TBP recruitment and DNA bending is a regulatory checkpoint during transcription initiation in archaea and eukaryotic transcription systems. In archaea, the promoter DNA is uniformly bent while eukaryotic TBP induces multiple bent states. However, depending on the archaeal organism, TBP is sufficient (Methanocaldococcus jannaschii) or both general TFs, TBP and TFB, are required for promoter DNA bending (Sulfolobus acidocaldarius).
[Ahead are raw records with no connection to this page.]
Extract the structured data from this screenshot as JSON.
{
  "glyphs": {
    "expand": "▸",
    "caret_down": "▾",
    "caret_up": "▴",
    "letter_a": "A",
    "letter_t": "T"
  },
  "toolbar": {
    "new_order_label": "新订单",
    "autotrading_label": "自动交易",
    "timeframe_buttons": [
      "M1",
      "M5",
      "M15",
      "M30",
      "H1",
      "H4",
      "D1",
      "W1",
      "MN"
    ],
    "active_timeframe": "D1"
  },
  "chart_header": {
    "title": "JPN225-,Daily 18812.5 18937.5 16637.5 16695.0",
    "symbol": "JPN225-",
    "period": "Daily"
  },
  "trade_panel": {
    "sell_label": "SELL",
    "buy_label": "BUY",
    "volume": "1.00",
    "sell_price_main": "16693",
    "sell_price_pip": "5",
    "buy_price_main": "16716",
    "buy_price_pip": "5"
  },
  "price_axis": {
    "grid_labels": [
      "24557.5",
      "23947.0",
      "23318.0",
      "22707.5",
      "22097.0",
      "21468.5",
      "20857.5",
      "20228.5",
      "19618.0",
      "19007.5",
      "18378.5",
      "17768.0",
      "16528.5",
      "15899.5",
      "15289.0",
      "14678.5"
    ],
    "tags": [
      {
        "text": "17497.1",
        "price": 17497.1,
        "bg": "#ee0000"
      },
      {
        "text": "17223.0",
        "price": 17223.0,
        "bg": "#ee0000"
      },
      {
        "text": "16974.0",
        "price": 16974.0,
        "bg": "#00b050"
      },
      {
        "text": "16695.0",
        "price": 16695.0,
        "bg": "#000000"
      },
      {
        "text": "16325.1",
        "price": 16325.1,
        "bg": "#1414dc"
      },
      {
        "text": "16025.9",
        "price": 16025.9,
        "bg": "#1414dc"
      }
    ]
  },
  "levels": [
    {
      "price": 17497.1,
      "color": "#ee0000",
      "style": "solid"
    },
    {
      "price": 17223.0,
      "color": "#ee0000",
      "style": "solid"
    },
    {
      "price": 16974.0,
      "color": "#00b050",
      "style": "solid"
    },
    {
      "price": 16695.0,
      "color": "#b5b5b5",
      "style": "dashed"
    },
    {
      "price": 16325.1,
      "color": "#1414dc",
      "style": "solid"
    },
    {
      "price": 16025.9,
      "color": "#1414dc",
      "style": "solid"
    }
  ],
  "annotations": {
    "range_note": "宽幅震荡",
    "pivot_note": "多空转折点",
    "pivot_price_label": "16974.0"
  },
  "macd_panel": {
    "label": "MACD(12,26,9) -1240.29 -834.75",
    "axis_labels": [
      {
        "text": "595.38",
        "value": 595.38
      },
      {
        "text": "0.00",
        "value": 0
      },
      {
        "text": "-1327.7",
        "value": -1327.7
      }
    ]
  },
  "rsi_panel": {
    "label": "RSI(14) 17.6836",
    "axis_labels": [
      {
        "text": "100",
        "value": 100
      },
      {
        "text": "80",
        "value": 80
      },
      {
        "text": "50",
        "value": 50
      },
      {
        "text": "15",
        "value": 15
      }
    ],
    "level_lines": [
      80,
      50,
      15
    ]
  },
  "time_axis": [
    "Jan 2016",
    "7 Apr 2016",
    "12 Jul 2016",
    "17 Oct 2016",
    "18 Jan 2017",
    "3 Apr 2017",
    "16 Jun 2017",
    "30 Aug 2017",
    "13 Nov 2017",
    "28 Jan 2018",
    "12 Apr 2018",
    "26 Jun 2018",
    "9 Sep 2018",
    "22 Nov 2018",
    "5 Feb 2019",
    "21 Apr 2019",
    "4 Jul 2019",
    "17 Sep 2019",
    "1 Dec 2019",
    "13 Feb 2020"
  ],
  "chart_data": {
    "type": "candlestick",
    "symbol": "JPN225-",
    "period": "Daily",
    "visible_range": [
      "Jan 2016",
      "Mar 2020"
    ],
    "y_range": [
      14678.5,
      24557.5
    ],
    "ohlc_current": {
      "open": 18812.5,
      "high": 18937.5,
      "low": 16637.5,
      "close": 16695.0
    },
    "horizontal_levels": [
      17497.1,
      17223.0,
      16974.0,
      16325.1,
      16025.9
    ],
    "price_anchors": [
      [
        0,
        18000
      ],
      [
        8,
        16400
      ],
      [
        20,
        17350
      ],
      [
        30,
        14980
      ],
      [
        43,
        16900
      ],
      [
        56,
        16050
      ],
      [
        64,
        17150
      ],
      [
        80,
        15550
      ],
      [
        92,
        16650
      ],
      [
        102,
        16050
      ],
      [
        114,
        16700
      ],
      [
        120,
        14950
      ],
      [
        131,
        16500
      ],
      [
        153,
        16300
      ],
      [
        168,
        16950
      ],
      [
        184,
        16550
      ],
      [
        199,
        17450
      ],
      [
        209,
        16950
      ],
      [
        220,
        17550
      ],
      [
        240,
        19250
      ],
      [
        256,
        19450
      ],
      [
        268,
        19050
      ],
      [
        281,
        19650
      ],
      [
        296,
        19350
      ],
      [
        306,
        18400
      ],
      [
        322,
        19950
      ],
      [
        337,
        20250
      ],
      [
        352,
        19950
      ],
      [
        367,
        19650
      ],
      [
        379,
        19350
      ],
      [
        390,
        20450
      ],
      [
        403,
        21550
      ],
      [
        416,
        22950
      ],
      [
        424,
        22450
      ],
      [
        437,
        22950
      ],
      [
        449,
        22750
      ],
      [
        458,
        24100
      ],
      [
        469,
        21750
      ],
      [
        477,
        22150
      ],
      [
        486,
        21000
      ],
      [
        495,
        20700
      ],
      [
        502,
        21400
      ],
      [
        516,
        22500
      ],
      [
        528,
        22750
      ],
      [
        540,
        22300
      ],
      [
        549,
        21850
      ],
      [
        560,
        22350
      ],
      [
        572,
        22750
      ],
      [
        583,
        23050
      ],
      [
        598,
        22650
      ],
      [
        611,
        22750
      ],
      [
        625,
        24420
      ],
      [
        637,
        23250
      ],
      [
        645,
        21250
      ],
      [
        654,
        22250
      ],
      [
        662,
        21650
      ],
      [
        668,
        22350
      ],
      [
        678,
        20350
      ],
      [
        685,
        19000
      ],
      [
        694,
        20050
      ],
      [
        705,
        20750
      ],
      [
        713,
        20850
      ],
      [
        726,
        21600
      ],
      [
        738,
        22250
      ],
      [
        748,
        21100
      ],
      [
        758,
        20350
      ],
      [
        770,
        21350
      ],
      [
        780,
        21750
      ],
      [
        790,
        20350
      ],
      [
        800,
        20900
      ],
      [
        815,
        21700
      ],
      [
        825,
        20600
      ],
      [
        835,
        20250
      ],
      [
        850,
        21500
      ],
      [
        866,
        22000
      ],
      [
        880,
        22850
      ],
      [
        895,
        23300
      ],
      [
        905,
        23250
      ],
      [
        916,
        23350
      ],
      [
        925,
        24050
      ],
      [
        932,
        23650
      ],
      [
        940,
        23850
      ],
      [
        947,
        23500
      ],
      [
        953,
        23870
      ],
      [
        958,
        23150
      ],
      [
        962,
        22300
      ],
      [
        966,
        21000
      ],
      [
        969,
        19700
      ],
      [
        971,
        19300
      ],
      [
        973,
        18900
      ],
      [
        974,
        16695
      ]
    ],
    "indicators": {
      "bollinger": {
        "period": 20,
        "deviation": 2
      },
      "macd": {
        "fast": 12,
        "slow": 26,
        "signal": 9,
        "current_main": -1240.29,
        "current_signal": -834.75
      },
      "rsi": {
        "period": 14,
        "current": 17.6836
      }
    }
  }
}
Transcriptional regulation can be achieved by either preventing or enhancing TBP association with the DNA. Transcriptional activators (indicated with a red plus sign) like Lrs14 and Ptr2 enhance binding of archaeal TBP to the promoter DNA. In contrast, negative regulators like Mot1 and NC2 (indicated by a red minus sign) prevent archaeal TBP interaction with the DNA. The general eukaryotic transcription factor TF(II)A stabilizes the eukaryotic TBP–DNA complex as does ScTF(II)B. ScTF(II)B exerts its stabilising and potentially regulatory effect by a shift in binding equilibrium towards the transcriptional active, fully bent DNA state. ScTF(II)B acts in a sequential manner to eukaryotic TBP in the transcriptional system of RNAPII while DNA bending requires co-action of TBP and TFB (called Brf in the RNAPIII system) in the RNAPIII system and S. acidocaldarius. TBP and TFB are inherently co-acting in the transcriptional apparatus of the eukaryotic RNAPIII system as they are part of the multidomain complex TF(III)B.